The business process services company turned internally for its new top accounting executive, naming a replacement just two days after it was disclosed that current Chief Accounting Officer Allan Cohen would depart.

Just two days after it was revealed that the company’s chief accounting officer would resign, Conduent has found his replacement.

Mario Pompeo – who has been the company’s chief audit executive since August 2017 -- has been promoted to the new role with a salary of $350,000, Conduent said in an 8-K filing on Thursday. He will begin working as chief accounting officer on June 14.

Pompeo, a U.S. Army veteran, according to his LinkedIn page, has a degree from Penn State and started his career in the Assurance and Business Advisory Practice of PricewaterhouseCoopers, Conduent stated in the 8-K filing.

On Tuesday, Conduent’s current chief accounting officer, Allan Cohen, announced he is resigning to “pursue other career opportunities.” In his resignation, he said his last day will be June 14.

A Conduent spokesperson told CRN that it has no further comment, aside from the SEC filing.

News of Cohen’s departure comes three weeks after Conduent CEO Ashok Vemuri’s announcement that he would step down as soon as the board has found a replacement, which he expects to happen by the third quarter.

The company also announced on Tuesday that it had hired Cliff Skelton as chief operating officer. Skelton comes to Conduent from Fiserv Output Solutions, where he served as president, Conduent said. He previously spent five years as executive vice president and chief information officer of Fiserv.

The COO vacancy was highlighted by ex-Conduent board member Michael Nevin in his April 8 resignation letter.
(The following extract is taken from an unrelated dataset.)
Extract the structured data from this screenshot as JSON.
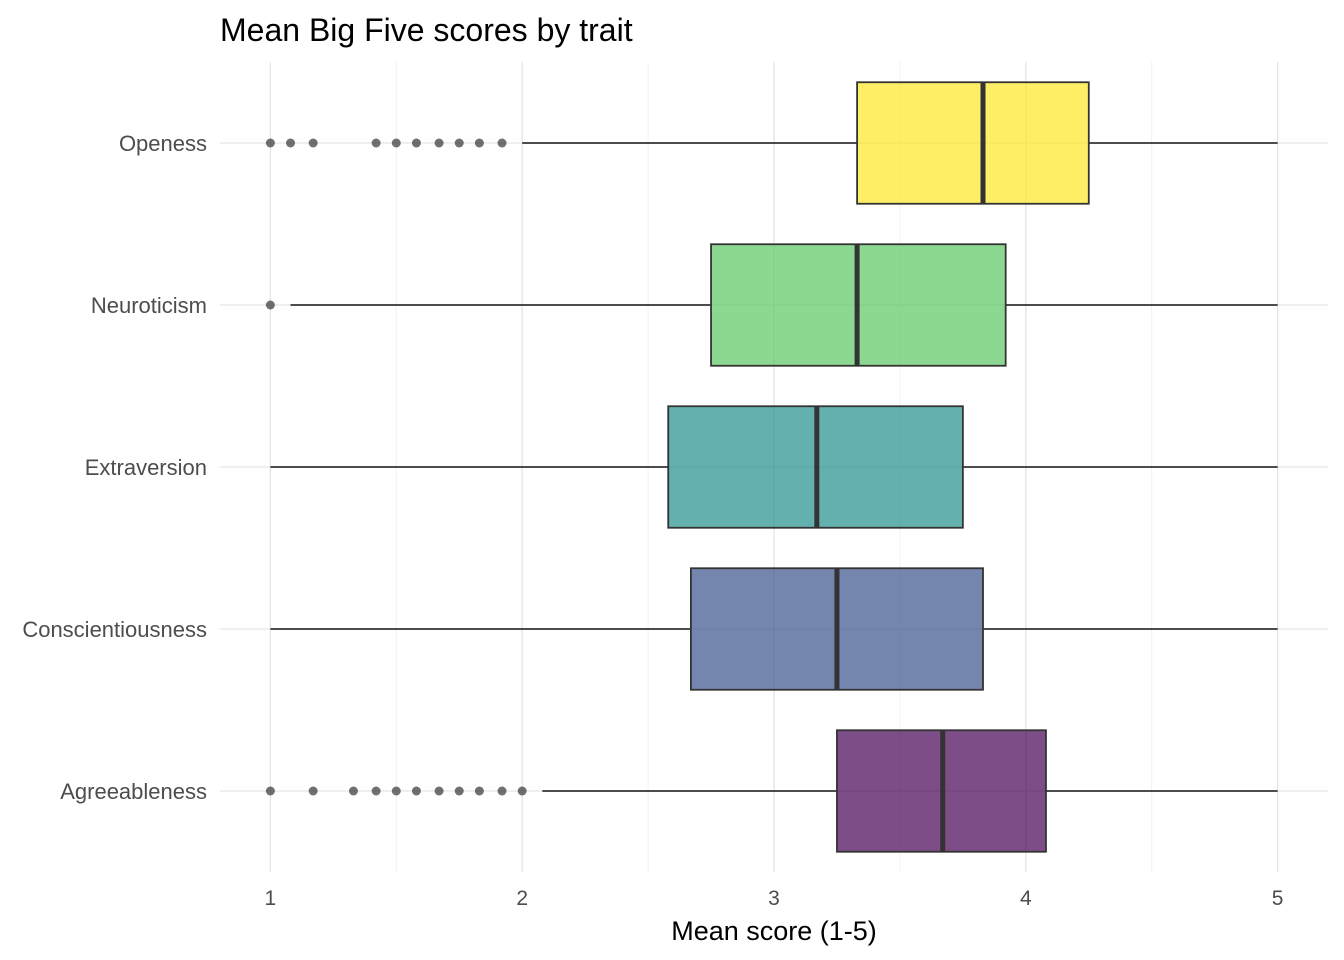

He called the search for a chief operating officer a “failed process at Conduent” that had been going on “way too long.”

The Florham Park, N.J.-based business process services company had a rough start to the year. In April, it engaged in a public battle with Carl Icahn over board leadership, trading accusations via 8-K filings about whether the activist shareholder was plotting a board take over. All of that while also managing falling revenues and a lower earnings outlook.

During the first quarter earnings call earlier this month, the company announced new business signings were down 39-percent, it lost a $140 million contract with the state of California, and its largest customer reduced its sales volume, which in turn hurt revenue.